The Educating Against Misinformation and Disinformation Act would establish a commission to fight misinformation and promote media literacy, according to a news release.
“Russian misinformation before and during their invasion of Ukraine is shining a spotlight on the urgent need to defend our country against the threat posed by these malign influence operations,” Beyer said in a statement.
The act is in response to the Russian invasion but would help address the larger problem of misinformation in the U.S., which took center stage during the COVID-19 pandemic.

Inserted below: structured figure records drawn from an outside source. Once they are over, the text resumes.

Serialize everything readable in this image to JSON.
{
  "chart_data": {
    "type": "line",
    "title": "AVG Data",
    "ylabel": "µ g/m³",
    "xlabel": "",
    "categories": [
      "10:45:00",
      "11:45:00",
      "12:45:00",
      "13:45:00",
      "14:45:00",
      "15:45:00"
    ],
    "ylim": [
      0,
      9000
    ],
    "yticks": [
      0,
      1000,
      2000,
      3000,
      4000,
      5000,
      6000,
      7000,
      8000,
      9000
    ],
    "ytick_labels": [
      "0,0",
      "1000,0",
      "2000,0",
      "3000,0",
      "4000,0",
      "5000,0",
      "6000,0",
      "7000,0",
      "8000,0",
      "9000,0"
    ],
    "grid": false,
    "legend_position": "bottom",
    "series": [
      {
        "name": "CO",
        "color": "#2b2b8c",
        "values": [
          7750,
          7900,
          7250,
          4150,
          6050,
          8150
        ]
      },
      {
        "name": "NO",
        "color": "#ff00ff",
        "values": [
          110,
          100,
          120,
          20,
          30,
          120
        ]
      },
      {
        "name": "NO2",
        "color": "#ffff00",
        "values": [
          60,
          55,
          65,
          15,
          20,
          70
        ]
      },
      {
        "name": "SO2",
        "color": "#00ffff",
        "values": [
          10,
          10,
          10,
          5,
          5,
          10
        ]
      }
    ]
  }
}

According to the bill, the new commission would report annually on the status of education regarding the general issue of misinformation and disinformation in the U.S.
The bill would also establish a grant program to improve “resiliency” in Americans against misinformation and disinformation and commission a study on the extent of media literacy among Americans, with the goal of improving media literacy.
Since Russia invaded Ukraine late last month, Russian propaganda promoting the invasion has continued to circulate on social media. In response, Twitter banned more than 100 accounts for tweeting in support of Russian President Vladimir Putin or sharing the hashtag #IStandWithPutin.
Social media platforms, including Facebook, Twitter, YouTube and Reddit, have restricted Russian state media access to their platforms and demonetized content from such publishers.
Sen. Mark Warner (D-Va.) sent letters to tech companies, including Facebook parent company Meta, Twitter and Alphabet requesting they curb Russian disinformation and devote more resources to identifying fake accounts.
“As one of the world’s largest communications platforms, your company has a clear responsibility to ensure that your products are not used to facilitate human rights abuses, undermine humanitarian and emergency service responses, or advance harmful disinformation,” Warner wrote.
Beyer said the Educating Against Misinformation and Disinformation Act is important because of the challenges posed to fighting back against the propaganda.
“Even before the current conflict in Ukraine, widespread state-sponsored misinformation campaigns designed to shape distorted narratives of reality posed a major challenge to countries including the United States,” he said in a statement. “This is a clear national security risk, and we must do more to build up our public defense to meet the needs of the present era of information warfare.”